With President Rouhani’s calm style, the new U.S.-Iran nuclear deal, and Iran’s coordination with the Pakistani-Turkish Yemeni peace initiative, Iran is projecting a degree of moderation and rational behavior far beyond the norm for major actors involved in the Mideast. The contrast with Saudi Arabia’s air campaign interfering in the Yemeni civil war could hardly be more blatant.
Rouhani’s cool refusal to respond emotionally to initial anti-Iran rhetoric by Erdogan and other Turkish officials as the Saudi air war against the Houthi rebels heated up quickly paid off, with Erdogan reversing course and cooperating with Pakistan and Iran to oppose the Saudi adventure. Iranian diplomats have followed up by traveling throughout the region to promote a negotiated solution in Yemen, albeit so far with no visible success on the ground in Yemen, and Iranian Foreign Minister Zarif offered a smoothly conciliatory, if superficial, call for a negotiated peace in Yemen as the key to regional anti-terrorism in a New York Times op-ed. It is particularly noteworthy that this new tripartite coalition crosses Muslim sectarian lines in an effort justifiable both to avoid the dangers of new violence and simply to minimize Muslims killing Muslims but which also offers a model for saving Syria, not to mention facilitating mutual economic benefits (e.g., Iranian hydrocarbon exports to both Turkey and Pakistan).
Washington seems confused, playing both sides. That, in itself, could be a sign of a highly nuanced foreign policy and perhaps it is, but in this case it appears more a result of confusion. Iran is the de facto military ally of the U.S. in the desperate effort to stop ISIS from transforming Iraq into a radical jihadi base, and the new nuclear agreement is nothing if not tenuous. A joint U.S.-Saudi military campaign in the infinitely complex, three-way Yemeni civil war with its ever-changing alliances of convenience among Houthis, the former dictator (backed by the U.S. for years), and the new U.S.-backed leader-in-exile—not to mention al Qua’ida and surely soon ISIS–seems almost guaranteed to ruin Obama’s last years in office and pave the way for a joint victory of still lurking U.S. neo-cons and Israeli extremists—both of whom fervently believe that war is the answer, whatever the question.
The current Turkish-Pakistani-Iranian peace movement, with its emphasis on the obvious dangers of yet another round of international gasoline being poured on a Mideast sectarian fire, seems a far wiser position. Long ago, a great speech in the far-away land of Cairo was given and then immediately forgotten by a young, new leader.
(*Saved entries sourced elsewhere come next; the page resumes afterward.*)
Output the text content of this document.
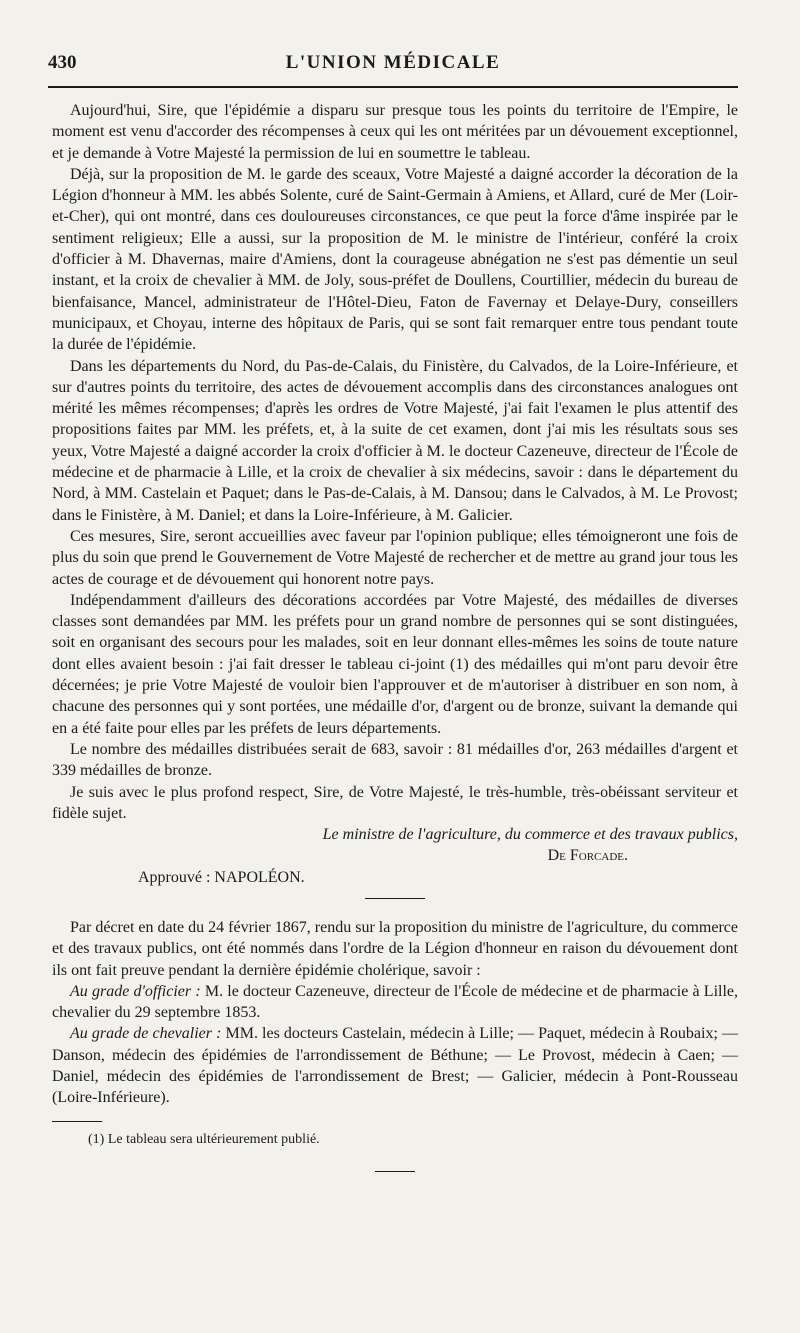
430	L'UNION MÉDICALE

Aujourd'hui, Sire, que l'épidémie a disparu sur presque tous les points du territoire de l'Empire, le moment est venu d'accorder des récompenses à ceux qui les ont méritées par un dévouement exceptionnel, et je demande à Votre Majesté la permission de lui en soumettre le tableau.

Déjà, sur la proposition de M. le garde des sceaux, Votre Majesté a daigné accorder la décoration de la Légion d'honneur à MM. les abbés Solente, curé de Saint-Germain à Amiens, et Allard, curé de Mer (Loir-et-Cher), qui ont montré, dans ces douloureuses circonstances, ce que peut la force d'âme inspirée par le sentiment religieux; Elle a aussi, sur la proposition de M. le ministre de l'intérieur, conféré la croix d'officier à M. Dhavernas, maire d'Amiens, dont la courageuse abnégation ne s'est pas démentie un seul instant, et la croix de chevalier à MM. de Joly, sous-préfet de Doullens, Courtillier, médecin du bureau de bienfaisance, Mancel, administrateur de l'Hôtel-Dieu, Faton de Favernay et Delaye-Dury, conseillers municipaux, et Choyau, interne des hôpitaux de Paris, qui se sont fait remarquer entre tous pendant toute la durée de l'épidémie.

Dans les départements du Nord, du Pas-de-Calais, du Finistère, du Calvados, de la Loire-Inférieure, et sur d'autres points du territoire, des actes de dévouement accomplis dans des circonstances analogues ont mérité les mêmes récompenses; d'après les ordres de Votre Majesté, j'ai fait l'examen le plus attentif des propositions faites par MM. les préfets, et, à la suite de cet examen, dont j'ai mis les résultats sous ses yeux, Votre Majesté a daigné accorder la croix d'officier à M. le docteur Cazeneuve, directeur de l'École de médecine et de pharmacie à Lille, et la croix de chevalier à six médecins, savoir : dans le département du Nord, à MM. Castelain et Paquet; dans le Pas-de-Calais, à M. Dansou; dans le Calvados, à M. Le Provost; dans le Finistère, à M. Daniel; et dans la Loire-Inférieure, à M. Galicier.

Ces mesures, Sire, seront accueillies avec faveur par l'opinion publique; elles témoigneront une fois de plus du soin que prend le Gouvernement de Votre Majesté de rechercher et de mettre au grand jour tous les actes de courage et de dévouement qui honorent notre pays.

Indépendamment d'ailleurs des décorations accordées par Votre Majesté, des médailles de diverses classes sont demandées par MM. les préfets pour un grand nombre de personnes qui se sont distinguées, soit en organisant des secours pour les malades, soit en leur donnant elles-mêmes les soins de toute nature dont elles avaient besoin : j'ai fait dresser le tableau ci-joint (1) des médailles qui m'ont paru devoir être décernées; je prie Votre Majesté de vouloir bien l'approuver et de m'autoriser à distribuer en son nom, à chacune des personnes qui y sont portées, une médaille d'or, d'argent ou de bronze, suivant la demande qui en a été faite pour elles par les préfets de leurs départements.

Le nombre des médailles distribuées serait de 683, savoir : 81 médailles d'or, 263 médailles d'argent et 339 médailles de bronze.

Je suis avec le plus profond respect, Sire, de Votre Majesté, le très-humble, très-obéissant serviteur et fidèle sujet.

Le ministre de l'agriculture, du commerce et des travaux publics,

De Forcade.

Approuvé : NAPOLÉON.

Par décret en date du 24 février 1867, rendu sur la proposition du ministre de l'agriculture, du commerce et des travaux publics, ont été nommés dans l'ordre de la Légion d'honneur en raison du dévouement dont ils ont fait preuve pendant la dernière épidémie cholérique, savoir :

Au grade d'officier : M. le docteur Cazeneuve, directeur de l'École de médecine et de pharmacie à Lille, chevalier du 29 septembre 1853.

Au grade de chevalier : MM. les docteurs Castelain, médecin à Lille; — Paquet, médecin à Roubaix; — Danson, médecin des épidémies de l'arrondissement de Béthune; — Le Provost, médecin à Caen; — Daniel, médecin des épidémies de l'arrondissement de Brest; — Galicier, médecin à Pont-Rousseau (Loire-Inférieure).

(1) Le tableau sera ultérieurement publié.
Obama, approaching retirement, should lock his office door and read that speech very slowly to himself, and think about the uplifting message that it contained.
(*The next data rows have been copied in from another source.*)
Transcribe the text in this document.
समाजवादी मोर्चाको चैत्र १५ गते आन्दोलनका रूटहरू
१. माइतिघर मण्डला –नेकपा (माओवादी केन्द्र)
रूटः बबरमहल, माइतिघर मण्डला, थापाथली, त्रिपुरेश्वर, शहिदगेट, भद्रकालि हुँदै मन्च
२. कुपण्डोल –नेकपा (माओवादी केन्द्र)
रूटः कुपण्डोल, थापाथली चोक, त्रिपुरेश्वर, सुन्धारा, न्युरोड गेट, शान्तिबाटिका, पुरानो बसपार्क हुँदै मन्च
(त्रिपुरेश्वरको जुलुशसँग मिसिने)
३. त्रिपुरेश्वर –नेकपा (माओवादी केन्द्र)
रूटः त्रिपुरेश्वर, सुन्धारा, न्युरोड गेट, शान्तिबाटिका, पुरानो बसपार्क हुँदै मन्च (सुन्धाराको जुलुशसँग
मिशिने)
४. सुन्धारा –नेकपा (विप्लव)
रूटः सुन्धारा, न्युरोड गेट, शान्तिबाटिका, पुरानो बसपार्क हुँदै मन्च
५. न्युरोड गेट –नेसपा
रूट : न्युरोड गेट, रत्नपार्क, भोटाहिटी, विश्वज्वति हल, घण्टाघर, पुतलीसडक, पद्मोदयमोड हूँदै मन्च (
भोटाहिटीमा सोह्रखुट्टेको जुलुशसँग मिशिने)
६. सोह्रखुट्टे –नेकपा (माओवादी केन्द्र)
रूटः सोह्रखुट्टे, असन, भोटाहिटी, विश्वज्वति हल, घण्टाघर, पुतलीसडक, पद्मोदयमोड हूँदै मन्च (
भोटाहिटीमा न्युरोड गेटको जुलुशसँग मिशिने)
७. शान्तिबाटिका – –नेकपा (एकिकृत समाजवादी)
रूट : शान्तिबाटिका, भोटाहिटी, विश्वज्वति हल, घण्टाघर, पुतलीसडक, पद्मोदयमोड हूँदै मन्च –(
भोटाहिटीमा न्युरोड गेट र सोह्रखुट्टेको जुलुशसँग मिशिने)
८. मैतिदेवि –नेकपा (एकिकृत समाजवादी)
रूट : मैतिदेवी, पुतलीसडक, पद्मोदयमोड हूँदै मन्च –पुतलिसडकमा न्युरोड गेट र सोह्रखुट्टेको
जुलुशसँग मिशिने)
The New York Times has already reported that the Saudis have slaughtered “dozens of civilians.” Evidently feeling the regional displeasure, Riyadh announced the end of its attacks despite their limited impact on military positions…and then promptly hit a new city in a bizarre move hardly designed to pave the way for mutual trust or to impress anyone with Riyadh’s reliability. Meanwhile, Yemen’s already poor prospects have now considerably worsened, with ex-dictator Saleh very much back in the picture, the Houthis surely radicalized, and al Qua’ida taking advantage of the chaos. Regional implications include the weakening of Saudi prestige after the exposure of the strength of its neighbors’ opposition to its military adventure and consolidation of Iran’s regional diplomatic position, with further noteworthy ripples no doubt coming.
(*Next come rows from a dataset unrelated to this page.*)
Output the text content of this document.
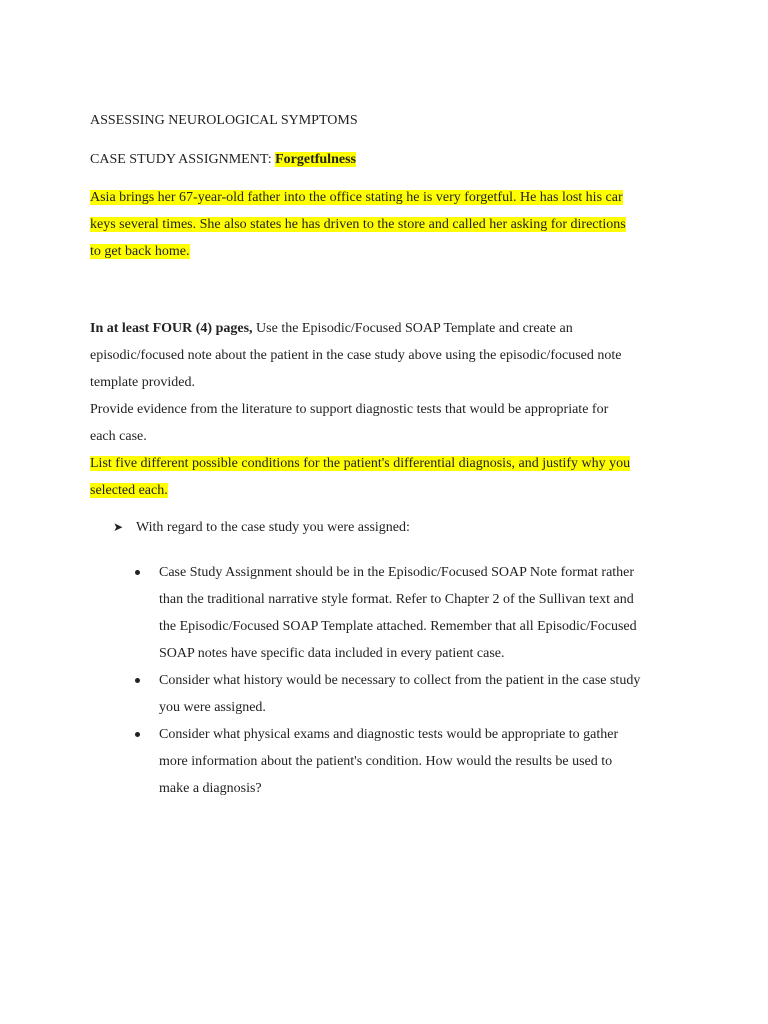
ASSESSING NEUROLOGICAL SYMPTOMS
CASE STUDY ASSIGNMENT: Forgetfulness
Asia brings her 67-year-old father into the office stating he is very forgetful. He has lost his car
keys several times. She also states he has driven to the store and called her asking for directions
to get back home.
In at least FOUR (4) pages, Use the Episodic/Focused SOAP Template and create an
episodic/focused note about the patient in the case study above using the episodic/focused note
template provided.
Provide evidence from the literature to support diagnostic tests that would be appropriate for
each case.
List five different possible conditions for the patient's differential diagnosis, and justify why you
selected each.
➤ With regard to the case study you were assigned:
Case Study Assignment should be in the Episodic/Focused SOAP Note format rather
than the traditional narrative style format. Refer to Chapter 2 of the Sullivan text and
the Episodic/Focused SOAP Template attached. Remember that all Episodic/Focused
SOAP notes have specific data included in every patient case.
Consider what history would be necessary to collect from the patient in the case study
you were assigned.
Consider what physical exams and diagnostic tests would be appropriate to gather
more information about the patient's condition. How would the results be used to
make a diagnosis?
One of the first such ripples may well be a negative impact on the prospects for finding a regional compromise regarding Syria, now that the Yemeni imbroglio has strained regional relations. On the other hand, if the new understanding between Erdogan and Rouhani is sustained, the door to resolving the Syrian civil war via Turkish-Iranian compromise could be thrown wide open (and the alternative possibility of resolution via a Turkish-Saudi “Sunni offensive” be slammed shut). Indeed, a recent State Department signal of a softening of the hardline (and short-sighted) U.S. refusal to include Iran in international talks on Syria has already improved the atmosphere for a possible Ankara-Tehran Syrian initiative. Riyadh may have learned in Yemen to think carefully before committing its air force abroad, and a joint Sunni Turkish-Shi’i Iranian proposal on Syria would command the world’s attention. Whatever the impact on Syria, Saudi airplanes bombing civilian towns will be no more the solution to Yemen’s problems that similar tactics have been in Iraq or Palestine.